If you have ever had any mental health problems I’m sure you know how difficult it is to open up about it. Whenever you are asked “How are you doing?” you find yourself giving a lame but acceptable answer like “same old, everything’s okay” even though you really want to scream out you’re anything but fine. Whenever they ask “what did you do last weekend?” you give them a fake smile and say “nothing special, watched a movie” even though you want to say that actually, you were crying on the floor trying to find reasons to continue living.
It’s always so much easier to just shut up. You don’t have to deal with the reactions of other people when they hear that you’re not quite okay, especially if you know you’ve been such a good liar and they’d otherwise never guess those words could come out of your mouth.
“You’re always so happy, what happened? Cheer up, stop worrying!”
You worry that other people, especially your family, would be sad and disappointed, even desperate if they heard. You easily start to think that you don’t want to burden them with your problems, they have enough of those. If you have always been a strong-minded person and never want to seem weak, it’s difficult to admit that you need help. Sometimes you are afraid that no one would care. When you are hurt, you try to avoid hurting even more.
There’s plenty of
good reasons you tell yourself why you shouldn’t open up. No matter what your personal excuses are, my wild guess is they haven’t helped at all in your healing process. Have they?
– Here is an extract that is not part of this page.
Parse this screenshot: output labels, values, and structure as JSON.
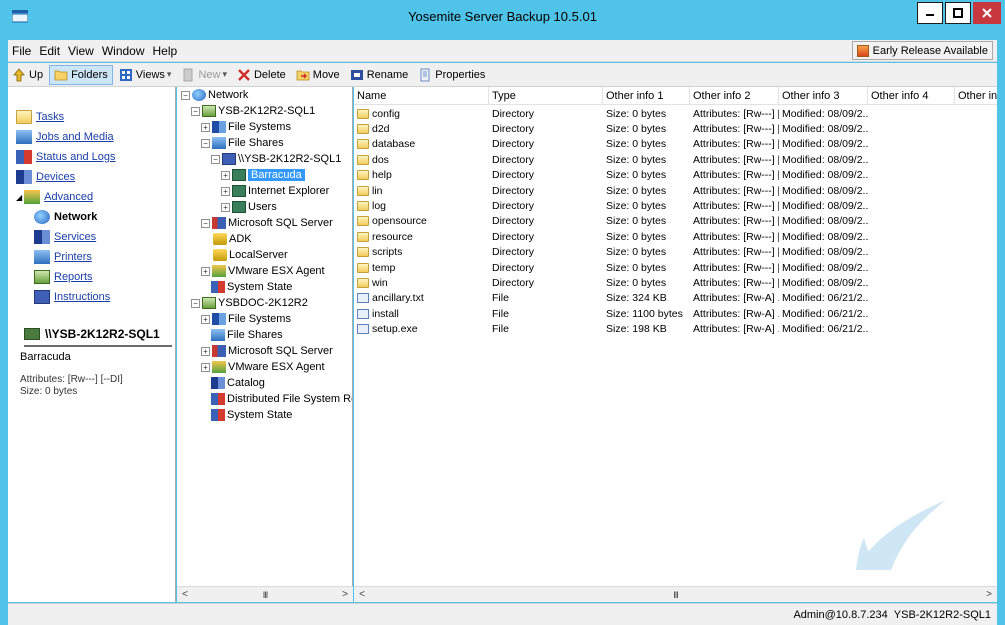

“When you are hurt, you try to avoid hurting even more”
I kept quiet for a long time and wore a fake smile that eventually wore me out. I realised that I owe it to myself. I OWE it to myself to finally stop lying and speak my truth. I owe it to myself to admit that life hasn’t been all sunshine and rainbows in my head. I realised I deserve to get better and I never will if I keep all that trash inside.
I remember clearly when after one drunken night I took off my mask and confessed to my boyfriend of two months that I’m actually a fucked up mess. Then I told my friends and family. They were sad but supportive. Later I got more problems, started seeing a lovely psychiatrist and I’m no longer shy about it. I started telling co-workers and other people who are not as close to me. I realised something: I’m not alone. So many people around me had been suffering as well. We all have problems, some are small, some are big, some are slowly killing you.
One evening I mentioned to my friends that the shrink in our school had been unprofessionally bad at her job and seeing her didn’t really help me. Two of my friends told me they had had the same experience. What? Who knew? Why didn’t we open up to each other at the time? It probably would’ve been nicer to lean on a friend or at least know that we are not alone.
There’s a lot of people suffering in silence, trying to find the courage to tell someone. You never know who you could be helping by opening up. It’s about time to start being honest. Life ain’t always easy, mostly it’s challenging. Even after you learn to walk you still keep falling down as you grow, sometimes you can’t get up without a helping hand and it’s okay.
Take your time but know that it’s the right thing to do. You owe it to yourself.